The White House held back on police reform executive actions in 2021 out of concern that such moves could upend bipartisan negotiations in Congress on the issue. White House press secretary Jen Psaki said Thursday, "I think there's a recognition and a commitment by the president to deliver on what he promised."
Rep. Jim Clyburn (D-S.C.), whose support was crucial to Biden winning the Democratic nomination, is among those who have been urging the president both publicly and privately not to forget his promise upon winning the White House to have Black voters' backs.

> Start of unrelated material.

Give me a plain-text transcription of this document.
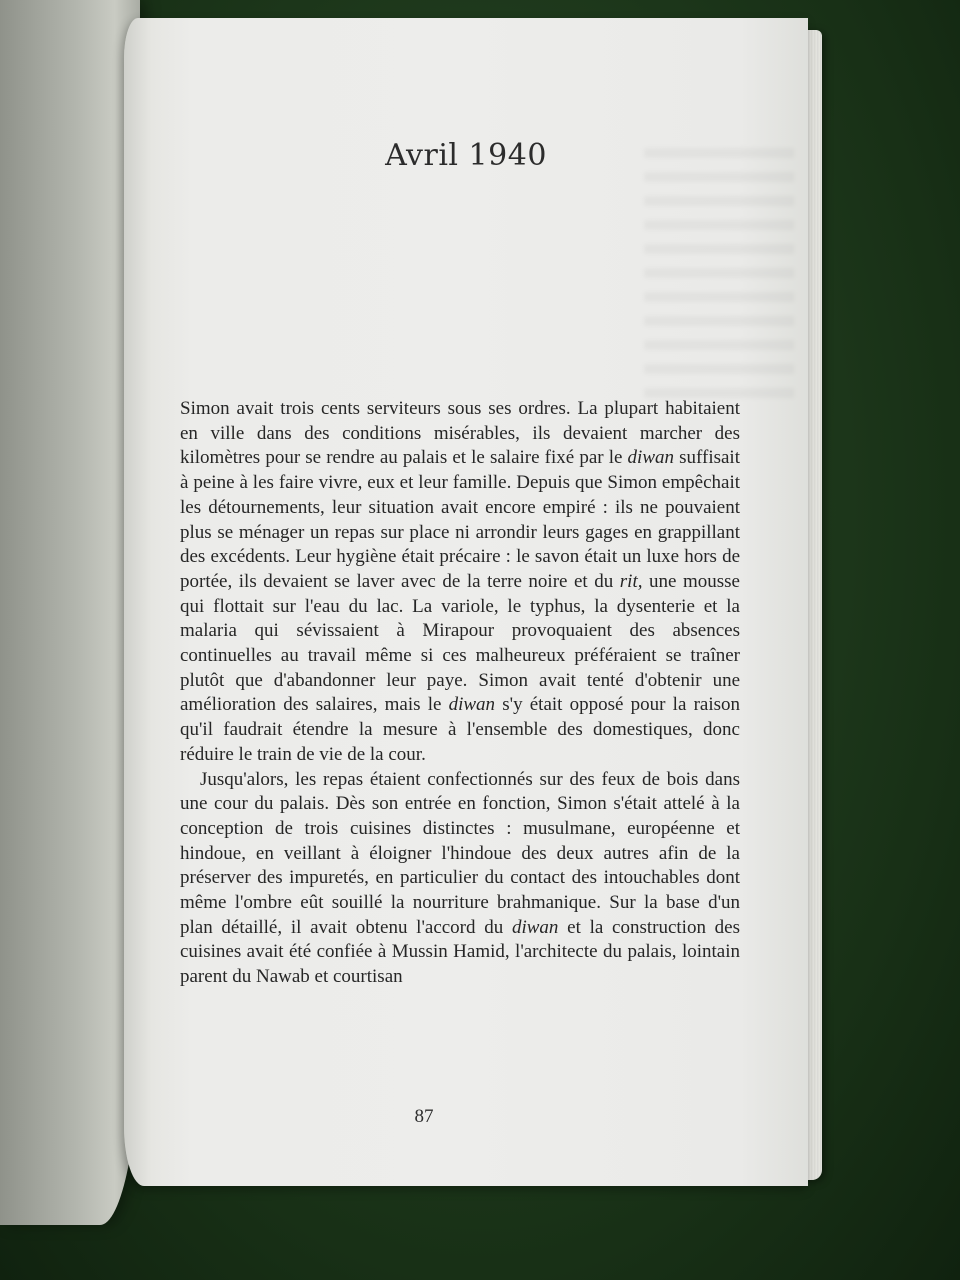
Avril 1940

Simon avait trois cents serviteurs sous ses ordres. La plupart habitaient en ville dans des conditions misérables, ils devaient marcher des kilomètres pour se rendre au palais et le salaire fixé par le diwan suffisait à peine à les faire vivre, eux et leur famille. Depuis que Simon empêchait les détournements, leur situation avait encore empiré : ils ne pouvaient plus se ménager un repas sur place ni arrondir leurs gages en grappillant des excédents. Leur hygiène était précaire : le savon était un luxe hors de portée, ils devaient se laver avec de la terre noire et du rit, une mousse qui flottait sur l'eau du lac. La variole, le typhus, la dysenterie et la malaria qui sévissaient à Mirapour provoquaient des absences continuelles au travail même si ces malheureux préféraient se traîner plutôt que d'abandonner leur paye. Simon avait tenté d'obtenir une amélioration des salaires, mais le diwan s'y était opposé pour la raison qu'il faudrait étendre la mesure à l'ensemble des domestiques, donc réduire le train de vie de la cour.

Jusqu'alors, les repas étaient confectionnés sur des feux de bois dans une cour du palais. Dès son entrée en fonction, Simon s'était attelé à la conception de trois cuisines distinctes : musulmane, européenne et hindoue, en veillant à éloigner l'hindoue des deux autres afin de la préserver des impuretés, en particulier du contact des intouchables dont même l'ombre eût souillé la nourriture brahmanique. Sur la base d'un plan détaillé, il avait obtenu l'accord du diwan et la construction des cuisines avait été confiée à Mussin Hamid, l'architecte du palais, lointain parent du Nawab et courtisan

87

Clyburn told NBC News that he pushed Biden particularly to show new urgency on voting rights, even if it means being more aggressive with fellow Democrats, when they traveled together to South Carolina last month.
"What he's got to understand is that he's no longer a senator. He's now president. And he's got to be able to say to some of these senators, 'I know there's some things that you'd like to have my help on but let me tell you up front: I need your help too,'" Clyburn said.
Clyburn, the No. 3 Democrat in the House, said he had not heard about potential executive actions on police reform, but said he and other lawmakers were developing a strategy to force the issue by potentially attaching the George Floyd measure to "must-pass" legislation like government funding bills.
Biden's renewed focus on voting rights, followed by expected action on police reform, is also buying the White House and congressional Democrats some time to figure out a way forward on Build Back Better, the president's social safety net and climate bill, after internal party talks collapsed in late December.
Rep. Richard Neal, chairman of the House Ways and Means Committee, said discussions are stalled as Sen. Joe Manchin, D-W.Va., continues to oppose the bill.
"We're all familiar with what Joe doesn't want and we're less familiar with what he wants," Neal said.